Another advantage of specifically building using ink! and WASM smart contracts if they are powered by the same tool that powers a Substrate chain: Rust and WASM. This means sometimes you don’t even need to decide where the logic will be executed initially. With the right abstractions, you can design the logic to be generic and runnable within both, pallets and smart contracts. This provides the freedom to explore the best way to structure the components without committing to one option too early into the development. We can share a lot of code between the pallet and the runtime because of it. For example, XCM has defined many structures that would be cumbersome to redefine in other languages. But with ink! we could theoretically just import the crate from Polkadot and have an up-to-date definition of XCM. The ability to share code and interfaces between pallets and smart contracts can significantly reduce the effort required to build and maintain a hybrid app and eliminate a category of bugs caused by mismatched interfaces. This also provides a graduation path for smart contracts. People can prototype and launch their project with smart contracts, deploy to one of the parachains that support smart contracts and later, if needed, can upgrade them to a parathread or parachain by reusing most of the existing code.

DApps The Future of Blockchain

Among the hindrances of blockchain application advancement or DApp development is the complexity in design approach; developers must select either the pallets route or smart contract route and accept the pros and cons of each option. However, with the hybrid design, developers can leverage the best of both worlds.

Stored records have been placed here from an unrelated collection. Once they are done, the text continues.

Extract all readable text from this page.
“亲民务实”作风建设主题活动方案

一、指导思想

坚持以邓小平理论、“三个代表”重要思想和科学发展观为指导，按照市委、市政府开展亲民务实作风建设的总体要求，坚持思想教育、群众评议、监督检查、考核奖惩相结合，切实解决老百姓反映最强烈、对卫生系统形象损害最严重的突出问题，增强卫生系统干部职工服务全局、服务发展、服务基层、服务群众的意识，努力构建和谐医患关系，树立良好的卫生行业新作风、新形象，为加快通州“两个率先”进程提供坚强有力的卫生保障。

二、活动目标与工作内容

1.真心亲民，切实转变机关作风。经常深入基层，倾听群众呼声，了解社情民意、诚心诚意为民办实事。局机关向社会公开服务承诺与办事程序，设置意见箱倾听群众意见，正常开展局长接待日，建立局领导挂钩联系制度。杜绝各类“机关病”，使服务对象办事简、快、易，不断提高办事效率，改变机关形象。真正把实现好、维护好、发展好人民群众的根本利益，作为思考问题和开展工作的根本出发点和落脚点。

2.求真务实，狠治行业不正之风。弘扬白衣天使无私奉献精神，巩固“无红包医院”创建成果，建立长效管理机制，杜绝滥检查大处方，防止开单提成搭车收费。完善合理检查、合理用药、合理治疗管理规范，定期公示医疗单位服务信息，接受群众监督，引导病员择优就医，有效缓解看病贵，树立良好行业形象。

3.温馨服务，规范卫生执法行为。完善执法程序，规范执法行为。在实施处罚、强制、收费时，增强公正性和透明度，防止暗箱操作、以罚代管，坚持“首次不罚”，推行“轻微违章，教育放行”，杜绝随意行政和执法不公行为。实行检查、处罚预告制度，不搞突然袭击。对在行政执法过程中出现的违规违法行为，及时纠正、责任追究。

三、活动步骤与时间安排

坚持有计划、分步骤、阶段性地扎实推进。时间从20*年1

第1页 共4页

Traditional applications like games demonstrate the effectiveness of utilizing different approaches to deliver an efficient, performing application. Applying the same concept to DApps encourages inventive thinking on DApp development. Smart contracts and pallets when used tactfully and with purpose, both technologies can synergise to facilitate complex logic execution in advanced industry scenarios.

The hybrid model provides a path for developer integration and advancement in the world of blockchain. The code sharing ability between smart contracts and pallets through the hybrid model encourages gradual developer improvement in DApp design, and the code and interface exchange between smart contracts and pallets can inspire developers to continue building with the goal of constantly upgrading or improving their DApps as they better understand the hybrid model.

Thus, hybrid application highlights the future of smart contracts, one where developers use them as stepping stones to create holistic, strengthening platforms.